By Karen Karbo
Courtesy of Psychology Today
Updated: Monday, October 8, 2007
Since 1985, the number of Americans who say they have no one to talk to has doubled. Where and how do adults make friends?
Sign up for a group travel adventure: People tend to bond more easily when out of their comfort zone. The experience will provide an instant group of people with whom you share a unique memory.
Take a class in something you love; enthusiasm is contagious.
Get a dog (a pet is also good for your heart) and show up every morning at your local dog park. People love to chat about their pooches.
Track down old high school or college pals who live in your area, and see if old friendships can be resumed.
Take a fresh look at your neighbors, coworkers, classmates, fellow gym bunnies -- the people you meet and greet on a regular basis. If you've been standoffish, say hello. If you've traded hellos for months, engage them in conversation.
Smile.
How to Rescue a Friendship
First you talked to each other every day, then once a week, then a few times a month. She got pregnant. You moved to another city. You got pregnant. She got divorced. Soon you were only speaking a few times a year. How do you rescue a friendship?
Make the friendship a priority.
In adolescence, "hanging out" is de rigueur, and thus teenagers tend to have a lot of friends. The multiple demands of adulthood limit opportunities to connect in this informal way. If you want to revive a dying friendship, you've got to set aside the time.
Hug it out. Since intimacy is the keystone of friendship, tell your friend how you feel, that you miss her and don't want to let this friendship slip away.
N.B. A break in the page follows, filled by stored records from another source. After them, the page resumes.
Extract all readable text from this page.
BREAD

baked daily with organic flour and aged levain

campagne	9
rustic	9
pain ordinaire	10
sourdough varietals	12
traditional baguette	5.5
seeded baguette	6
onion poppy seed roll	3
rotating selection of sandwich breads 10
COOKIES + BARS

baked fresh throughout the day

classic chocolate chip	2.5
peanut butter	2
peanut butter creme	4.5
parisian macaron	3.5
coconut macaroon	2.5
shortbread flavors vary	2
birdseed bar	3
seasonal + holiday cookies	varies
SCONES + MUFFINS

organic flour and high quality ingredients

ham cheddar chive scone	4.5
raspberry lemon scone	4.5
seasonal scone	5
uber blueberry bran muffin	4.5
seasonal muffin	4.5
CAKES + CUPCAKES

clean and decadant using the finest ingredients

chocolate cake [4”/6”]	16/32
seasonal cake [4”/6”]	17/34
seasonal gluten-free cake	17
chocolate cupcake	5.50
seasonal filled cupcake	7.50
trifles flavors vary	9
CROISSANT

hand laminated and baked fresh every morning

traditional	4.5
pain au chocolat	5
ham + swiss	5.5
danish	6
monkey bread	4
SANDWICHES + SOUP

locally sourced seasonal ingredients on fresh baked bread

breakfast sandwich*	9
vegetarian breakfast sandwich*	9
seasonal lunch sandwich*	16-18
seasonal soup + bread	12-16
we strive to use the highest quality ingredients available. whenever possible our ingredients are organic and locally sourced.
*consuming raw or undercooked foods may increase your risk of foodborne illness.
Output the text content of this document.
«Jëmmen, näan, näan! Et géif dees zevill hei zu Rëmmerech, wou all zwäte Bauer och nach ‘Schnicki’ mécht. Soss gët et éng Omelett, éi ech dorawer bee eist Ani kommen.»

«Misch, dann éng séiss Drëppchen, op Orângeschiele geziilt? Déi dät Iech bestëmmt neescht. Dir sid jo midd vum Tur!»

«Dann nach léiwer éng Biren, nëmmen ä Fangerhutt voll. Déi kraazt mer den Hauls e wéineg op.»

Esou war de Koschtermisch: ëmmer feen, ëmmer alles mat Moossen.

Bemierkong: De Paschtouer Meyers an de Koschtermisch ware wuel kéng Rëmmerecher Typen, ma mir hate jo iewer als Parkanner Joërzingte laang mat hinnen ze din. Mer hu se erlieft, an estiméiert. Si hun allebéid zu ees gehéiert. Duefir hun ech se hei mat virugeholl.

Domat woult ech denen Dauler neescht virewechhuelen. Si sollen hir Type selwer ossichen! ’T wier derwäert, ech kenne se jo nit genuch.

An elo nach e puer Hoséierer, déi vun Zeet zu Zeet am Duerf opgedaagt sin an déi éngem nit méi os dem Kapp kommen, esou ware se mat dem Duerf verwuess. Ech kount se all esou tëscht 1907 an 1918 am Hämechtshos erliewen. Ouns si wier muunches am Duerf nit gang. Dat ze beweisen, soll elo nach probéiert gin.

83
The miracle of free long distance.
Email is the obvious easy way to keep in touch, but the phone is better. Make sure your cell plan has a lot of minutes and vow to call your friend a few times a month. Put her name on speed dial, and when you arrive at an appointment 10 minutes early, give her a buzz. You do call her on her birthday, right?
Face time.
The best remedy is spending time with your friend. If the friend lives in town, arrange a standing coffee or movie date. If the friend lives out of town, make an effort to visit each other once a year or so.